Remember the Red River Valley

The Boston Globe has posted a moving photo display with 30 photographs vividly depicting the nature of the struggle (mostly) against the Red River flooding that is afflicting Fargo, North Dakota, Moorhead, Minnesota and other communities along the river. (A few photos touch on the simultaneous struggle against the flooding of the Missouri River in Bismarck.)

One of Fargo’s dikes failed last night. According to the linked AP story, crews managed to largely contain the flooding to the campus of Oak Grove Lutheran. The possible impact of weather conditions predicted for Monday and Tuesday makes it unclear whether the worst is over, but the threat of damage to life and property appears to continue. Volunteers are needed as sandbag operations continue at the Fargodome today.

Fargo Mayor Dennis Walaker has differed with the National Weather Service predictions regarding the cresting of the river. As of this morning, the river is retreating. This morning its level had dropped to just over 40 feet.

Mayor Walaker has an engineering background that appears to have fitted him well for the leadersip he has displayed during this emergency. He previously worked for 20 years as the assistant director of public works and operations supervising Fargo’s flood-fighting. Richard Meryhew profiles Mayor Walaker in today’s Star Tribune.

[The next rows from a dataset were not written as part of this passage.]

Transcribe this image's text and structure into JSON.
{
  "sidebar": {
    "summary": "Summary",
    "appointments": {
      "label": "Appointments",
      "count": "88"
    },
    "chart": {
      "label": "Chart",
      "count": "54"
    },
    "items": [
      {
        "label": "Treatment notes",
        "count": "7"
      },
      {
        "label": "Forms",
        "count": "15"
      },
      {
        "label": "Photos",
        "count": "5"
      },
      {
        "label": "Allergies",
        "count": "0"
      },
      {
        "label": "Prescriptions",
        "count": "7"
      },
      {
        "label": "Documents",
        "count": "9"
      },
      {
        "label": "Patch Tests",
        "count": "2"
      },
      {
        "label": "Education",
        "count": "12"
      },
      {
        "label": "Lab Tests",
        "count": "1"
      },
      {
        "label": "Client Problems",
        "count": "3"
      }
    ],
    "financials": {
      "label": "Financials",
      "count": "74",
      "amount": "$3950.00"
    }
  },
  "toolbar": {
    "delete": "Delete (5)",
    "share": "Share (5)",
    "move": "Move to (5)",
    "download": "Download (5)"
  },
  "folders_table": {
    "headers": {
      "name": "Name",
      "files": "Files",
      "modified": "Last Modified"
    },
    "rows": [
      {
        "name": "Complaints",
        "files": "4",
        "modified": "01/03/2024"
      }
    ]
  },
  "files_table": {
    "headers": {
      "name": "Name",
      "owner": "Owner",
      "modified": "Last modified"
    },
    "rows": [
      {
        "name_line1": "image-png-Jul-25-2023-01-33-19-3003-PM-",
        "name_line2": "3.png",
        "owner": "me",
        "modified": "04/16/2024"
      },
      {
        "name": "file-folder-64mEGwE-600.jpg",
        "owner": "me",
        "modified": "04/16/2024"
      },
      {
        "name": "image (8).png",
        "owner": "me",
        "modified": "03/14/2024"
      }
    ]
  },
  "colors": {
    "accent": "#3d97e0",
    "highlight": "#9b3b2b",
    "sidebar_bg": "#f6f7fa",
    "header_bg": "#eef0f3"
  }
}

When I spoke with my Fargo friend Ron McLean yesterday morning, he pointed out the mayor’s disagreement with the NWS regarding the cresting of the river. According to Ron, based on an aerial view and his own expertise, Mayor Walaker asserted that the river had crested and was receding. The NWS had predicted that the worst was yet to come.

The disagreement between the mayor and the NWS is touched on in yesterday’s long AP story on the river’s cresting. In touching on the issue, the story cites the NWS’s aptly named Greg Gust:

The variation in flood forecasts was a rollercoaster throughout the week for Fargo, with the projection edging upward twice before being lowered Saturday. Walaker opened a briefing earlier in the day by apologizing for criticizing the weather service.

Greg Gust, a warning coordination meteorologist for the weather service, said the predictions are complex. They come from round-the-clock work by hundreds of scientists, engineers and other experts. Some of those people brave the river for measurements of volume, flow and temperatures. They also use computer models for mathematical and statistical analyses.

But even with improved forecasting methods, the river’s record levels and the volatile temperatures don’t allow anyone to be certain, and the National Weather Service continued to hedge its prediction Saturday.

“The relative uncertainty in forecast models remain and the river will continue to behave in ways never before seen,” the weather service said.

Somehow President Obama derives a moral regarding the purported threat of anthropogenic global warming from this story. The relative uncertainty in forecast models somehow receded from that issue long ago.

Via NRO’s Corner and reader Richard Thiel.

UPDATE: Reader Dale Wetzel writes from Bismarck that he prefers the terrific AP profile of Mayor Walaker by Dave Kolpack. Dale also points to a brief item about a CNN employee being arrested for standing on a dike despite warnings two days before from Fargo city officials that people who did so would be arrested. Dale explains: “Standing on a dike during a flood does not help its structural integrity.”

JOHN adds: Civic leaders in the region have shown a refreshing spirit, as when Mayor Walaker, the crest approaching, vowed that if the City of Fargo went down it would “go down swinging.”

This is just one of the extraordinary photos at the Boston Globe’s site:


The Minneapolis Star Tribune has had good coverage of the flood, too; this photo gives a sense of the peril faced by some neighborhoods:


I like this one too:


The paper tells the story of one man’s fight to save his home here. Somehow, stories like this always remind me of one of the favorite movies of my youth, The Naked Jungle.